D'emblée, ce prologue plein de références bibliques teintées d'ironie nous laisse présager une histoire qui va nous transporter dans un monde rarement évoqué, que je devine plein de rancoeur, de haine et d'amour...
Le ton est donné et je piaffe d'impatience de la voir évoluer au gré de ton imagination...
- un défaut ? Imbue d'elle-même et méprisante.
- un objet fétiche ? Une patère en argent dérobée à la sacristie du pensionnat monastique.
- un jeu favori ? Les fléchettes.
Encore bravo pour ce prologue décoiffant !
Bien à toi,
Jan.
Bonjour Andrée,
RépondreSupprimerTu commences fort ! Fameux personnage ta nonne défroquée qui réfléchit en baignant voluptueusement dans une eau parfumée.

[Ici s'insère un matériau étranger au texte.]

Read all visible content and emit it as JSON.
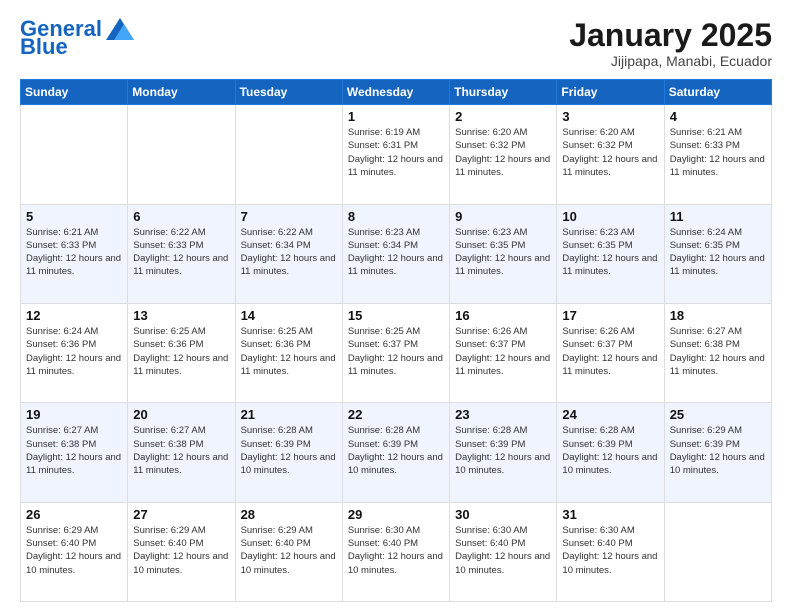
{
  "header": {
    "logo_line1": "General",
    "logo_line2": "Blue",
    "month_title": "January 2025",
    "subtitle": "Jijipapa, Manabi, Ecuador"
  },
  "days_of_week": [
    "Sunday",
    "Monday",
    "Tuesday",
    "Wednesday",
    "Thursday",
    "Friday",
    "Saturday"
  ],
  "weeks": [
    [
      {
        "day": "",
        "info": ""
      },
      {
        "day": "",
        "info": ""
      },
      {
        "day": "",
        "info": ""
      },
      {
        "day": "1",
        "info": "Sunrise: 6:19 AM\nSunset: 6:31 PM\nDaylight: 12 hours and 11 minutes."
      },
      {
        "day": "2",
        "info": "Sunrise: 6:20 AM\nSunset: 6:32 PM\nDaylight: 12 hours and 11 minutes."
      },
      {
        "day": "3",
        "info": "Sunrise: 6:20 AM\nSunset: 6:32 PM\nDaylight: 12 hours and 11 minutes."
      },
      {
        "day": "4",
        "info": "Sunrise: 6:21 AM\nSunset: 6:33 PM\nDaylight: 12 hours and 11 minutes."
      }
    ],
    [
      {
        "day": "5",
        "info": "Sunrise: 6:21 AM\nSunset: 6:33 PM\nDaylight: 12 hours and 11 minutes."
      },
      {
        "day": "6",
        "info": "Sunrise: 6:22 AM\nSunset: 6:33 PM\nDaylight: 12 hours and 11 minutes."
      },
      {
        "day": "7",
        "info": "Sunrise: 6:22 AM\nSunset: 6:34 PM\nDaylight: 12 hours and 11 minutes."
      },
      {
        "day": "8",
        "info": "Sunrise: 6:23 AM\nSunset: 6:34 PM\nDaylight: 12 hours and 11 minutes."
      },
      {
        "day": "9",
        "info": "Sunrise: 6:23 AM\nSunset: 6:35 PM\nDaylight: 12 hours and 11 minutes."
      },
      {
        "day": "10",
        "info": "Sunrise: 6:23 AM\nSunset: 6:35 PM\nDaylight: 12 hours and 11 minutes."
      },
      {
        "day": "11",
        "info": "Sunrise: 6:24 AM\nSunset: 6:35 PM\nDaylight: 12 hours and 11 minutes."
      }
    ],
    [
      {
        "day": "12",
        "info": "Sunrise: 6:24 AM\nSunset: 6:36 PM\nDaylight: 12 hours and 11 minutes."
      },
      {
        "day": "13",
        "info": "Sunrise: 6:25 AM\nSunset: 6:36 PM\nDaylight: 12 hours and 11 minutes."
      },
      {
        "day": "14",
        "info": "Sunrise: 6:25 AM\nSunset: 6:36 PM\nDaylight: 12 hours and 11 minutes."
      },
      {
        "day": "15",
        "info": "Sunrise: 6:25 AM\nSunset: 6:37 PM\nDaylight: 12 hours and 11 minutes."
      },
      {
        "day": "16",
        "info": "Sunrise: 6:26 AM\nSunset: 6:37 PM\nDaylight: 12 hours and 11 minutes."
      },
      {
        "day": "17",
        "info": "Sunrise: 6:26 AM\nSunset: 6:37 PM\nDaylight: 12 hours and 11 minutes."
      },
      {
        "day": "18",
        "info": "Sunrise: 6:27 AM\nSunset: 6:38 PM\nDaylight: 12 hours and 11 minutes."
      }
    ],
    [
      {
        "day": "19",
        "info": "Sunrise: 6:27 AM\nSunset: 6:38 PM\nDaylight: 12 hours and 11 minutes."
      },
      {
        "day": "20",
        "info": "Sunrise: 6:27 AM\nSunset: 6:38 PM\nDaylight: 12 hours and 11 minutes."
      },
      {
        "day": "21",
        "info": "Sunrise: 6:28 AM\nSunset: 6:39 PM\nDaylight: 12 hours and 10 minutes."
      },
      {
        "day": "22",
        "info": "Sunrise: 6:28 AM\nSunset: 6:39 PM\nDaylight: 12 hours and 10 minutes."
      },
      {
        "day": "23",
        "info": "Sunrise: 6:28 AM\nSunset: 6:39 PM\nDaylight: 12 hours and 10 minutes."
      },
      {
        "day": "24",
        "info": "Sunrise: 6:28 AM\nSunset: 6:39 PM\nDaylight: 12 hours and 10 minutes."
      },
      {
        "day": "25",
        "info": "Sunrise: 6:29 AM\nSunset: 6:39 PM\nDaylight: 12 hours and 10 minutes."
      }
    ],
    [
      {
        "day": "26",
        "info": "Sunrise: 6:29 AM\nSunset: 6:40 PM\nDaylight: 12 hours and 10 minutes."
      },
      {
        "day": "27",
        "info": "Sunrise: 6:29 AM\nSunset: 6:40 PM\nDaylight: 12 hours and 10 minutes."
      },
      {
        "day": "28",
        "info": "Sunrise: 6:29 AM\nSunset: 6:40 PM\nDaylight: 12 hours and 10 minutes."
      },
      {
        "day": "29",
        "info": "Sunrise: 6:30 AM\nSunset: 6:40 PM\nDaylight: 12 hours and 10 minutes."
      },
      {
        "day": "30",
        "info": "Sunrise: 6:30 AM\nSunset: 6:40 PM\nDaylight: 12 hours and 10 minutes."
      },
      {
        "day": "31",
        "info": "Sunrise: 6:30 AM\nSunset: 6:40 PM\nDaylight: 12 hours and 10 minutes."
      },
      {
        "day": "",
        "info": ""
      }
    ]
  ]
}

Les commentaires révèlent clairement l’intérêt et la sympathie que suscite Urielle qui apparaît d’emblée comme un personnage aussi riche que complexe.

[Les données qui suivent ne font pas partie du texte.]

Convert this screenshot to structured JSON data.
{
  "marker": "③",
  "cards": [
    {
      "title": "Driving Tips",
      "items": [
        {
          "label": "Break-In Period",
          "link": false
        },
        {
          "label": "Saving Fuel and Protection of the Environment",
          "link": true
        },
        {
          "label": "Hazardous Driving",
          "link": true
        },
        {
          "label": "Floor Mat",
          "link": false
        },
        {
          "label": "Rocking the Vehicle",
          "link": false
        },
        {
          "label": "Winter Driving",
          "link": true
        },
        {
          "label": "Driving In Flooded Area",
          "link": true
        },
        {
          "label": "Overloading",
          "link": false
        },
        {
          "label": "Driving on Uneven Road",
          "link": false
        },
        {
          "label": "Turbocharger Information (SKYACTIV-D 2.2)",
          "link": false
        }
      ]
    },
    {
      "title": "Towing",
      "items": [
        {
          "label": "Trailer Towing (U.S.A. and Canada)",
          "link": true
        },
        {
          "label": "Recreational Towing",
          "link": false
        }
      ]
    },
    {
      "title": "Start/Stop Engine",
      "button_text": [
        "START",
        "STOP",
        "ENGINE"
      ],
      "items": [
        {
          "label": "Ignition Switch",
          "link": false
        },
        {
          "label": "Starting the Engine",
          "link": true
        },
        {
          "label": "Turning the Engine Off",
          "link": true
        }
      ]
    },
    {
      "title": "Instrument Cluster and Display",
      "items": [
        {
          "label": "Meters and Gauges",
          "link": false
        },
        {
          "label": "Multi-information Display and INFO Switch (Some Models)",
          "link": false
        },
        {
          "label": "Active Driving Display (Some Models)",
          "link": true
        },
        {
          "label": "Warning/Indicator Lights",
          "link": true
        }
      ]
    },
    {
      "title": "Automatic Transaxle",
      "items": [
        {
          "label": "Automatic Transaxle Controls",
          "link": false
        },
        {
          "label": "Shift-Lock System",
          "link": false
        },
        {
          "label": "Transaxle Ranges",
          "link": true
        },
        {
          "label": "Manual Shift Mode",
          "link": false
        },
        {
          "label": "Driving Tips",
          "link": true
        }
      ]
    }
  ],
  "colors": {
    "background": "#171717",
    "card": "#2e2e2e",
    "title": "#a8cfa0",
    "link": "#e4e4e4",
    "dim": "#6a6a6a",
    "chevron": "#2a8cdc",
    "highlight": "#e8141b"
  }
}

Bel exemple de résilience provocatrice. On peut s’attendre à des moments qui ne manqueront pas de surprise et on est déjà curieux.
Un souci avec l’ensemble de l’écriture de ce prologue : tu passes sans raison de l’écriture en « je » à l’écriture en « elle ». Tu devrais revoir cela et choisir, soit la narration en « je », soit le narrateur extérieur et omniscient.
Tu pourrais aussi garder l’alternance des points e vue, mais il faudrait que ce soit une nécessité, que cela apporte un plus au texte ce qui n’est pas le cas ici.
Je te conseille de réfléchir à ton choix de narrateur pour le reste du travail.
Ton premier chapitre sera sous le signe du gris et tournera autour d’un outil ou d’une pièce de vaisselle qui sera à mettre en relation avec un souvenir.
Bon travail,
Liliane
Bonjour, Andrée,
RépondreSupprimerHeureuse de te retrouver en terrain d’écriture .
Même si tu nous plonges dans un bain délicieusement chaud, j’l’impression de pénétrer dans un monde assez lugubre. Quelle indifférence, quelle froideur dans l'éducation d’Urielle!
Ce n’est pas tous les jours non plus que nous plongeons dans un univers fait de croyances, de superstitions, d’anges aléatoires…
Si bonne que soit la nouvelle du décès de ses parents, Urielle va-t-elle vraiment sortir d’un vécu aussi glauque?
J’attends de voir de quelle manière raisonnable elle va pouvoir éponger ses rancœurs et se ressourcer.
Sur ce terrain-là tu auras toute liberté.
Je salue une fois de plus la richesse de son vocabulaire, et la finesse de ton écriture.
Amicalement,
Micheline.
Mes propositions :
Défaut : égoïste
Animal de compagnie : un hamster
Toc : geste incessant pour rassembler ses cheveux.